Jason's Haircut Why in the heck would Jason getting a haircut matter? Well, as described above we had a few rough days and nights at the beginning of the trip. Jason and I were at our wits end. But when we got to Denver to see Dana and Barry, Jason decided he really needed a haircut. There was just not enough time before we left. When he came home from his haircut, he had a different sense about him. He told me that the woman who cut his hair was young, about our age (yes, I still try to call us young) and nice. She did a good job with his haircut. But, what had impacted him was their conversation. While he was in the chair he noticed she had a picture of a little girl on her mirror.

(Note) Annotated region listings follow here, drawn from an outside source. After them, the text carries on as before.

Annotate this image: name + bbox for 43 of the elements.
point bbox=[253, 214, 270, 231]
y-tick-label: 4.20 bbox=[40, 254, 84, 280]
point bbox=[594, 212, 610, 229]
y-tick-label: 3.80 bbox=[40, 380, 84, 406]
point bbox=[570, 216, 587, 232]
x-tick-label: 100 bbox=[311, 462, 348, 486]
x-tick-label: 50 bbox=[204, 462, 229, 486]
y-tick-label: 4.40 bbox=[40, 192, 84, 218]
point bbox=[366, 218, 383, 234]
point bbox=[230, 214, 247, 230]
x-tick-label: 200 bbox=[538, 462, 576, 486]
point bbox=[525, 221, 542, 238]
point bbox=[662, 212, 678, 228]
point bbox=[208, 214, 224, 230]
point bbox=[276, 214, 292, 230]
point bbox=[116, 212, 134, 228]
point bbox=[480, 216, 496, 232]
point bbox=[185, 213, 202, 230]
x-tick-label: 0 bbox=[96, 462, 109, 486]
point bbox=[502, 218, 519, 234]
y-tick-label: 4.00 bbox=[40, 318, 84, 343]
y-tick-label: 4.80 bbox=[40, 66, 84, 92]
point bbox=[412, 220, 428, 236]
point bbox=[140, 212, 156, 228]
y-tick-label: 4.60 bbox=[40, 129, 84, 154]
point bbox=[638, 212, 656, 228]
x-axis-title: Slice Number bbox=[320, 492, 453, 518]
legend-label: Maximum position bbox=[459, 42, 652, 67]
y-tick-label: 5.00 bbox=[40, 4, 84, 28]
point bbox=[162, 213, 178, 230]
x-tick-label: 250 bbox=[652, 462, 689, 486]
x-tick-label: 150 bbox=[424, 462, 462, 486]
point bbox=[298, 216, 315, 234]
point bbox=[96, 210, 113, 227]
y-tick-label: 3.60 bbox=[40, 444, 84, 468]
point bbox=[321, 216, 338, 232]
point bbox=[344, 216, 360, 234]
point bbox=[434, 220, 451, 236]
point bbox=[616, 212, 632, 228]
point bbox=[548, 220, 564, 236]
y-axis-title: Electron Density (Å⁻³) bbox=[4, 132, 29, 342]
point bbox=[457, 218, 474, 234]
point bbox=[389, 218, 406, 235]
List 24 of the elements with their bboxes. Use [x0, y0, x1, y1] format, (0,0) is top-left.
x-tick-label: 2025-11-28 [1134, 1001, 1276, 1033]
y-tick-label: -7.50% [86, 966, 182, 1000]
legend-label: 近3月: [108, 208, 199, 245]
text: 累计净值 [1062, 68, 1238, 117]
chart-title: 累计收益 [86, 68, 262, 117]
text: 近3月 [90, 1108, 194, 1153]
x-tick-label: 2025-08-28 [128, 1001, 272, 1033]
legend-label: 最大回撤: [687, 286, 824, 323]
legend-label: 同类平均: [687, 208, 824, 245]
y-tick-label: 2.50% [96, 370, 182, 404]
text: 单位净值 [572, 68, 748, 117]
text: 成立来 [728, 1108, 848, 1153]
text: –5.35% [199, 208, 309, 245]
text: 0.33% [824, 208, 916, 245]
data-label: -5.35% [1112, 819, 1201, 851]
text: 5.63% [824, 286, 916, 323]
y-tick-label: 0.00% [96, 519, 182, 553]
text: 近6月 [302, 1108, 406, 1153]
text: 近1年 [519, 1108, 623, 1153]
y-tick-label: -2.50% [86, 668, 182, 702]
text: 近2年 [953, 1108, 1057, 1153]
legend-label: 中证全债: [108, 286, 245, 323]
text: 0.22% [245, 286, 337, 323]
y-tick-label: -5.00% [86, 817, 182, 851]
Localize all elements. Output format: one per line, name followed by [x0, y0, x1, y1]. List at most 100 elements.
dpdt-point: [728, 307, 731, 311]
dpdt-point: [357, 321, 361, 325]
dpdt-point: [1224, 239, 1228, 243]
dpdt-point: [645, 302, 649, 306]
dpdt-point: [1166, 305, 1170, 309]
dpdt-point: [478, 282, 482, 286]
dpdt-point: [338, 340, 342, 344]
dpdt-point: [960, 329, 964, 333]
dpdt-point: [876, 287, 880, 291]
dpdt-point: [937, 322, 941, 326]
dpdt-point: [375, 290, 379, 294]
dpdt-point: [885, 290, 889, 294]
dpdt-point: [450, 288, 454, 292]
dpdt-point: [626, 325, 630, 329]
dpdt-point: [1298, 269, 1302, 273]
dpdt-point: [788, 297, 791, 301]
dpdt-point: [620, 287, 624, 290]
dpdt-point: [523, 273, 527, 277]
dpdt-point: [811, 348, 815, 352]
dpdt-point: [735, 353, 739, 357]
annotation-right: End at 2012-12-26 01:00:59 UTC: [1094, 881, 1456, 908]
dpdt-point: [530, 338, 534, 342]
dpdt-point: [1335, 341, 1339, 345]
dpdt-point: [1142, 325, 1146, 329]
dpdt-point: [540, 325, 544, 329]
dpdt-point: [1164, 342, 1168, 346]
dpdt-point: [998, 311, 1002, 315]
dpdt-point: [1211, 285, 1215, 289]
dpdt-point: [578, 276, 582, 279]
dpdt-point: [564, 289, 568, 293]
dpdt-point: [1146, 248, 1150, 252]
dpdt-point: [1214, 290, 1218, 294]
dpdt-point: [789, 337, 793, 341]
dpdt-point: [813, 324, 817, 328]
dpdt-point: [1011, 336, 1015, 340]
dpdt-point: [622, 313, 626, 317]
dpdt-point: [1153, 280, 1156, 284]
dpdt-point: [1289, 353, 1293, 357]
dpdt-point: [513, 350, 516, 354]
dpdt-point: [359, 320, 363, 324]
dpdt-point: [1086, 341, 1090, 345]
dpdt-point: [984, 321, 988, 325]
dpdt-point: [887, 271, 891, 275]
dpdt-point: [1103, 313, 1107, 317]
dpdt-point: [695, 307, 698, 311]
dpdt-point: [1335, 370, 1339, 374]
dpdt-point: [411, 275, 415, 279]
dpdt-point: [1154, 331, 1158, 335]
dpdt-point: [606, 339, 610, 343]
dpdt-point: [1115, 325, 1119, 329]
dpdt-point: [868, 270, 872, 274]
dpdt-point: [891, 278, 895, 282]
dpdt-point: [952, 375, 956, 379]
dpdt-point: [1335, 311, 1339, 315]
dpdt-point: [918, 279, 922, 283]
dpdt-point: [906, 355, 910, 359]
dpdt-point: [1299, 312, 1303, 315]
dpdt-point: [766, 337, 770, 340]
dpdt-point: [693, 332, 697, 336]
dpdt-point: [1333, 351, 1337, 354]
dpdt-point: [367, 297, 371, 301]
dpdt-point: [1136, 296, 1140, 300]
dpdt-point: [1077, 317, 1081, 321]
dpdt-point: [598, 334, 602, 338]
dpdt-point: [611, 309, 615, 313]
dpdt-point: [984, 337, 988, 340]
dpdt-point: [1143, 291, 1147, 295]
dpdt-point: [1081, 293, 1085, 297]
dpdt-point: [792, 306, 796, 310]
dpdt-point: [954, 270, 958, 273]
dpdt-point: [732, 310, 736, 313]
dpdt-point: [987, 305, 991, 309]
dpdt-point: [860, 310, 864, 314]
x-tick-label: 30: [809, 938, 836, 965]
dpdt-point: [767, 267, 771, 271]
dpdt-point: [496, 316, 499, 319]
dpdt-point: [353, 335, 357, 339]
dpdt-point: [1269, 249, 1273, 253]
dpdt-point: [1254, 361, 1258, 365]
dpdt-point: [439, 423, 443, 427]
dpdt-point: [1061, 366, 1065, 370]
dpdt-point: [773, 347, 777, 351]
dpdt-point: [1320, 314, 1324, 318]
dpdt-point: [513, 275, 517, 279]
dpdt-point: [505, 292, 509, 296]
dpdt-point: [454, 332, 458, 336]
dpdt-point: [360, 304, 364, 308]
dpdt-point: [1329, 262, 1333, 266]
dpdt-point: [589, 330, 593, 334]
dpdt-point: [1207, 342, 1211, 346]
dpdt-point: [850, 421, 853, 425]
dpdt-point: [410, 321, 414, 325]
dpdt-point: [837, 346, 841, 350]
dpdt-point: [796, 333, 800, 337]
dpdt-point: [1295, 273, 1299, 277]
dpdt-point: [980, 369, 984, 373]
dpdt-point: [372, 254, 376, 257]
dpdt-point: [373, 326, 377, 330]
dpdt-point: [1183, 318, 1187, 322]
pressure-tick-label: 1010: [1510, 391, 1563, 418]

Jason had already told her about us being out here to teach our 3-year-old daughter to ski. When he asked about her child, who looked about six or seven, she said that yes, she had a daughter, but she had died. It took Jason's breath away. He didn't know what to say. They went on to talk about the situation. She and her daughter had been in a car accident and her daughter had been injured -- a hole in her heart -- and they couldn't save her. The hairdresser wasn't injured at all. She said how horrible it was to live beyond your children and how much guilt there is with living when you're child dies. I know Jason offered his condolences. But, what a terrible story. Jason told me this and then looked at me and said "Shelly, there is a reason my path was supposed to cross hers today. The timing was right." He was right, it made all the stress of our travel and Sydney's behavior seem so small and silly in comparison.
The Bottom of the Hill On that same note, today Jason and I watched a man in a wheelchair get himself into a very cool ski contraption in order to go skiing. He had to slowly move his way into this chair and use poles with skis on them to maneuver. He had to pick up each leg separately and move it into the chair, clearly having no feeling in his legs. It was amazing and I said to Jason "Now that is dedication and not letting anything stop you." We had just gotten done talking about how much work it was to get Sydney dressed and ready for skiing, then schlep down to the slopes with all her stuff, make sure we didn't leave anything behind and Jason and I weren't even skiing. All that work, slugging of equipment, etc. didn't seem to matter anymore. Here was someone who had it even harder and was not complaining, but getting out there and doing something so difficult. Inspirational, I tell you. Very inspirational.
Enough sappiness for now. My point, vacations are very difficult and very hard, but still a joy of time with your family. Off to see if my child is passed out from learning to ski. Wishing you the courage and wisdom to be a no guilt mommy. I know I am still searching.